Chocolate cupcakes with Nutella Buttercream frosting

Its amazing how fast kids grow up. Whenever I look at my daughter and her friends I feel that. It just feels like they were small little kids yesterday, today they turned into young adults. Even though it took usual course of time but it feels like time is flying at rocket speed(especially on birthdays).   Even though growing up is a natural course, but sometimes I really feel time should be paused and all kids remain as kids :)

Coming to tonight's recipe, I baked these yummy cupcakes for my daughter's best friend who turned 16 today. She loved the cup cakes.  Few cupcakes I shared with my colleagues as well.  I am so glad all my hard work (Started at 9pm and finished at 1.30am including cleaning and frosting)  paid off and everyone loved the outcome.



Here is the recipe for the same.

Use any of your favorite chocolate cupcake recipe. I used my regular chocolate cake recipe.

Once cup cakes are cooled remove the core using a knife or apple core remover. I used knife to remove small part of the cake and filled with frosting and covered with the cake as a lid. Pipe frosting as you like and enjoy the divine bite.

Nutella Buttercream frosting: Recipe source web.

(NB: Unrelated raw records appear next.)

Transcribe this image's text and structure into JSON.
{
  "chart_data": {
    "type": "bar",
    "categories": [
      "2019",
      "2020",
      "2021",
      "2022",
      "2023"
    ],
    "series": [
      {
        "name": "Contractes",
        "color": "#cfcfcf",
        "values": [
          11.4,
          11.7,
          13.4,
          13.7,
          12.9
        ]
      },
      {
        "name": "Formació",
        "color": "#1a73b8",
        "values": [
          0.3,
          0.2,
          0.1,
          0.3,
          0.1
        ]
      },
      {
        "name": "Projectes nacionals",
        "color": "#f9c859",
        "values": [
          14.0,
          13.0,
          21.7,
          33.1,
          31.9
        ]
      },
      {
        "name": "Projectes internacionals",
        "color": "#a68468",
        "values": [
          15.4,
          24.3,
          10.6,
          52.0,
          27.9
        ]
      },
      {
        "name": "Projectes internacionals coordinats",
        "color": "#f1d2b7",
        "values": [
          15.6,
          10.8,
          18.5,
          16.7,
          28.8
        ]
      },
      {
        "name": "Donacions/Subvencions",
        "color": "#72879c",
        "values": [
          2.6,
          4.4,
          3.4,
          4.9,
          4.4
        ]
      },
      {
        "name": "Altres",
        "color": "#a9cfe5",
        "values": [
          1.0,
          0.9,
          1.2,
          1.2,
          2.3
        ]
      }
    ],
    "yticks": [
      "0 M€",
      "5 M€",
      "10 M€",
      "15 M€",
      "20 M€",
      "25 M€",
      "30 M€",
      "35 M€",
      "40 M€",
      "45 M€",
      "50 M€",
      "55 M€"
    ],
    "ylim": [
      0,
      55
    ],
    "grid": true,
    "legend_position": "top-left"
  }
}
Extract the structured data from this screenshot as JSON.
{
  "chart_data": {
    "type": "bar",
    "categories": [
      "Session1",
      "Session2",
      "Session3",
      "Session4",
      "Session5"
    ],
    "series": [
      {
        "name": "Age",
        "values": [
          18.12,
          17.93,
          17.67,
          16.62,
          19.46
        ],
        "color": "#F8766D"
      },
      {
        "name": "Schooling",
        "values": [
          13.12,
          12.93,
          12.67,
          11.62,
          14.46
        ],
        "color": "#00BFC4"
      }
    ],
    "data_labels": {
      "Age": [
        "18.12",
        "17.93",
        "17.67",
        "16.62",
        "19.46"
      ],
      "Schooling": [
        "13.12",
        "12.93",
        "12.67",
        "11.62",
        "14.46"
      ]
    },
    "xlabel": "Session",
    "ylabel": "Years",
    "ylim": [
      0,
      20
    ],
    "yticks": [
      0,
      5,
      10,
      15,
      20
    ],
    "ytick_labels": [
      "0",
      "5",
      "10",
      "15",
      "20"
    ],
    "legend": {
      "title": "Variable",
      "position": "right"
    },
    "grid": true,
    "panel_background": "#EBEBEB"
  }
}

Modified a bit to reduce sweetness.

1 13oz Nutella bottle (I used 3/4 of the bottle) (To make it vegan friendly you can make your own Nutella at home.. Recipe link for home made vegan friendly nutella Vegan-Nutella)
1 cup sifted confectioner sugar
3 tbsp milk
pinch of salt
1tea spoon vanilla extract
2 sticks butter at room temperature (You can substitute Vegan butter to make it vegan)

Beat Nutella and butter until creamy smooth mixture using electric mixer. Now add slowly sugar, milk and vanilla extract and beat on high speed until frosting becomes smooth and fluffy.  If the desired consistency is not achieved you can add additional spoon of milk till you reach desired consistency.